Why Non-Obvious Brand Icons Work

While pondering why names like Firefox, Fire Eagle, and firedog work for technology products, anthropologist and culture maven Grant McCracken concludes:

A Firefox and a Fire Eagle are counter intuitive in exactly the right proportions. These names resist comprehension but only just. They are counter intuitive, but not unintelligible. In the first moment of exposure, we don’t quite get them…and this prevents them from washing over us and out into that sea of forgettable branding and marketing. Comprehension is held up just long enough for the new name to lock into memory.

Edie Freedman, O’Reilly’s original Creative Director, knew this 20 years ago when she designed the first of our now-infamous animal covers:

As I started to look for imagery for the book covers, I came across some wonderful wood engravings from the 19th century. The strange animals I found seemed to be a perfect match for all those strange-sounding UNIX terms, and were esoteric enough to appeal to what I believed the UNIX programmer type to be.

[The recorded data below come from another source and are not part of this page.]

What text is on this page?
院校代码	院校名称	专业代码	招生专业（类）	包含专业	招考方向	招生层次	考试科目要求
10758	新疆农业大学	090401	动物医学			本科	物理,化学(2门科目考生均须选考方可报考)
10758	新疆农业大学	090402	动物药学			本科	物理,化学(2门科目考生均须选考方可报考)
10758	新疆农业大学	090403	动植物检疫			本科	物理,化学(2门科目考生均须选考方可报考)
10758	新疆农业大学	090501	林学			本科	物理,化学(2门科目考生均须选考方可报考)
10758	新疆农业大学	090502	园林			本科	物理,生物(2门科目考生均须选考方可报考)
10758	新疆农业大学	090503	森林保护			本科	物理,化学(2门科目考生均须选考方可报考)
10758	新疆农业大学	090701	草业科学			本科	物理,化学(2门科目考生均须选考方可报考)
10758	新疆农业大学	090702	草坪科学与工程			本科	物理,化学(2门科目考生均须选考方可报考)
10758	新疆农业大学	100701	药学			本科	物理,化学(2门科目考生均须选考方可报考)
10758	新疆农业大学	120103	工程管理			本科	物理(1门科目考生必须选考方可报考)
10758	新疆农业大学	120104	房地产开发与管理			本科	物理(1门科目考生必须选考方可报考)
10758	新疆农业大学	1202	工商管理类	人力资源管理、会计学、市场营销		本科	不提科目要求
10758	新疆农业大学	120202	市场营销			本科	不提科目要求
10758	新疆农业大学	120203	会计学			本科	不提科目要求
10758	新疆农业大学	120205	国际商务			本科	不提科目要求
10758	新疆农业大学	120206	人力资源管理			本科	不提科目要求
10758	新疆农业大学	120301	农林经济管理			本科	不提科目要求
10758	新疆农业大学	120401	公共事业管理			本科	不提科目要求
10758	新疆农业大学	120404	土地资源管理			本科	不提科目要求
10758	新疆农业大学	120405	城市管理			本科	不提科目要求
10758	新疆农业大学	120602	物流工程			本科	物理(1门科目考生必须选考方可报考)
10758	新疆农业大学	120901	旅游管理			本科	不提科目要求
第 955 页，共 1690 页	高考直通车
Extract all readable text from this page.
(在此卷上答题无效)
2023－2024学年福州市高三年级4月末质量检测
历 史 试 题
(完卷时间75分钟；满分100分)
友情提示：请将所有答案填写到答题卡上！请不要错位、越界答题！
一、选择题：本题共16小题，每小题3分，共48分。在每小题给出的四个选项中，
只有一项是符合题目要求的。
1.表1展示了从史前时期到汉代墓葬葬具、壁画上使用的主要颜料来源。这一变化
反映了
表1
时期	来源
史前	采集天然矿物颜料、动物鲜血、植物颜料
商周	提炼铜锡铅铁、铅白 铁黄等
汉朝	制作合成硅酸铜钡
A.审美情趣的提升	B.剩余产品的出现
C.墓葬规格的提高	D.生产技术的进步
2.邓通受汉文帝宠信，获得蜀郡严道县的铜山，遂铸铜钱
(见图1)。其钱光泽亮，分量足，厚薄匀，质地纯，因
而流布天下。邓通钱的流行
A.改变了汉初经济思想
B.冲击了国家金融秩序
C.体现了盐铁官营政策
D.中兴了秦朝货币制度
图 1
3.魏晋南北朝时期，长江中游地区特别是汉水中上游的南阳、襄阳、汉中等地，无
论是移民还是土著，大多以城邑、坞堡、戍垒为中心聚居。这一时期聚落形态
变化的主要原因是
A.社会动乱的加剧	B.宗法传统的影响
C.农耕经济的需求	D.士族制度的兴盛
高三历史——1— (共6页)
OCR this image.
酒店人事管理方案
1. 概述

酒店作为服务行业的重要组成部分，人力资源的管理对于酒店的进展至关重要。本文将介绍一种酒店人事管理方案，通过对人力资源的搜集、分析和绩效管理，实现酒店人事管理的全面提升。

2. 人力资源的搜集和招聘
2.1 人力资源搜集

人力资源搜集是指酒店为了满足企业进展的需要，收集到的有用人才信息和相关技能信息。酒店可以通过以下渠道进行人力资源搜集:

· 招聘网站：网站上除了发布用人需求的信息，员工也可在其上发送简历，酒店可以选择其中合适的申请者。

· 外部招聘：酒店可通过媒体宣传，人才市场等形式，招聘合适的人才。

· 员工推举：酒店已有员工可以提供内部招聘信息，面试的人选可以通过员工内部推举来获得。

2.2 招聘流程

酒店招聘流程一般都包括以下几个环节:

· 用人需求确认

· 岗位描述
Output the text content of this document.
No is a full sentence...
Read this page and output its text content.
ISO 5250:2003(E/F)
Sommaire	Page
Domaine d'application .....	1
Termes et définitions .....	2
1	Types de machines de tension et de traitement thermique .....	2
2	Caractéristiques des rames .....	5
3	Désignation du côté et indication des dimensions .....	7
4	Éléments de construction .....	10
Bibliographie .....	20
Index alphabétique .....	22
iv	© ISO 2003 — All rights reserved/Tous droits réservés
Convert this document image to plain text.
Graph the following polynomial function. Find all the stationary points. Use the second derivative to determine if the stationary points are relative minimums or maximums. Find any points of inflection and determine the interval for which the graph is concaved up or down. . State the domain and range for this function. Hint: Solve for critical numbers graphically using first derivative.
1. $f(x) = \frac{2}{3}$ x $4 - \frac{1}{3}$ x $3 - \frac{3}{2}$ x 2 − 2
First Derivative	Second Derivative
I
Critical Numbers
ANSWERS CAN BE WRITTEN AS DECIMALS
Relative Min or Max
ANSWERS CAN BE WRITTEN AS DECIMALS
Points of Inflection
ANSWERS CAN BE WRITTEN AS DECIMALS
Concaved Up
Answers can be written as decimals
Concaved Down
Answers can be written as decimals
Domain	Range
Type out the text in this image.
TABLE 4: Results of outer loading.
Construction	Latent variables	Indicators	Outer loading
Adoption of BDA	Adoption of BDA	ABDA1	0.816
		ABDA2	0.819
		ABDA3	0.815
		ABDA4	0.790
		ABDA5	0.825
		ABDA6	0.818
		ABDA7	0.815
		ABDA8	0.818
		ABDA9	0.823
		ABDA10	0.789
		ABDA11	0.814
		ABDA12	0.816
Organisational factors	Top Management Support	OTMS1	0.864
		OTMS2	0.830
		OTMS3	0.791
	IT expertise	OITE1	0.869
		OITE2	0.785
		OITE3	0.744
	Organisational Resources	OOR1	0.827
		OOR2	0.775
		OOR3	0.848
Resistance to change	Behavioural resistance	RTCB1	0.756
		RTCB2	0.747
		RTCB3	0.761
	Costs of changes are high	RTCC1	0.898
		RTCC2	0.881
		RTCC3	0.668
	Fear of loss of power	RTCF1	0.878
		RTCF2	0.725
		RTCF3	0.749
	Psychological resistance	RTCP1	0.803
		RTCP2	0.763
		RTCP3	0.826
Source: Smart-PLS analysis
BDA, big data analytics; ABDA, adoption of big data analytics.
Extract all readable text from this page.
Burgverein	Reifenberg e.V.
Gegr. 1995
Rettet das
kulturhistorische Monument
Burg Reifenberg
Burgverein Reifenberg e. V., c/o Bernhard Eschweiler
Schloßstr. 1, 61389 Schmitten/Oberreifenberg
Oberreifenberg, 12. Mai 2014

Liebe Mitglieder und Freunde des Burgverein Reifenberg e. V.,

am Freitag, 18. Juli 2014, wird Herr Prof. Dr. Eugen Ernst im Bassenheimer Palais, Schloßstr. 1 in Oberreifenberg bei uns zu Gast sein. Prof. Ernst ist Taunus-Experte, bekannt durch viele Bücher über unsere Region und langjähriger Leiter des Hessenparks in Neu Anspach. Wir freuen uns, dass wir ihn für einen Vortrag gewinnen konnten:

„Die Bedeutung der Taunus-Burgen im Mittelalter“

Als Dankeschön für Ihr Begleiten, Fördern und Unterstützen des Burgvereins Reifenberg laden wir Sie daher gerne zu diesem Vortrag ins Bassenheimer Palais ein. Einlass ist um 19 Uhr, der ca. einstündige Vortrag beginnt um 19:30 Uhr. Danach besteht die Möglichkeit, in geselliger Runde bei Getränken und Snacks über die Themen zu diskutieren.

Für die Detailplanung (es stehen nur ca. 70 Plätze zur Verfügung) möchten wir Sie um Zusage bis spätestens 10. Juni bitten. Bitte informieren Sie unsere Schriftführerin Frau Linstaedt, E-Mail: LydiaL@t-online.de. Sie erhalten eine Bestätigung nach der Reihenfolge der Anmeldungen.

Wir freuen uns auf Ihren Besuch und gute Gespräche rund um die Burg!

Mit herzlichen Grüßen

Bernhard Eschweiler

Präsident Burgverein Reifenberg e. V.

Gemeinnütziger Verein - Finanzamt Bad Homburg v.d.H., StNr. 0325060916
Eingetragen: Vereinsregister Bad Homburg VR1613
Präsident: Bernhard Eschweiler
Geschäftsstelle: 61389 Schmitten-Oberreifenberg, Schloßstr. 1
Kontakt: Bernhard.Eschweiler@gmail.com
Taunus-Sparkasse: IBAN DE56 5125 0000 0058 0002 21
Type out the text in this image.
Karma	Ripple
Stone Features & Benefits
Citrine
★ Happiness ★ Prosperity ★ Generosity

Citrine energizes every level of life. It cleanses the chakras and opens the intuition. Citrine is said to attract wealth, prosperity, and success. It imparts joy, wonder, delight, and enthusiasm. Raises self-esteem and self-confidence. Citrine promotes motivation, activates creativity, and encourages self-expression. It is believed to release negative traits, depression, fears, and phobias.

Tim, against the advice of most everyone else in the office, gave the go-ahead to the quirky covers. Edie’s intuition proved correct–UNIX geeks, an imaginative bunch who treasure a good story,
loved the subtly non-obvious covers. Owning a shelf of “animal books” became a badge of honor for serious hackers.

In hindsight, we realized that the slight hurdle readers had to leap to “get” the animal brand made it stronger. Not only were people more likely to remember our books, but they were in on the secret of the covers, members of a select group of geeks in the know.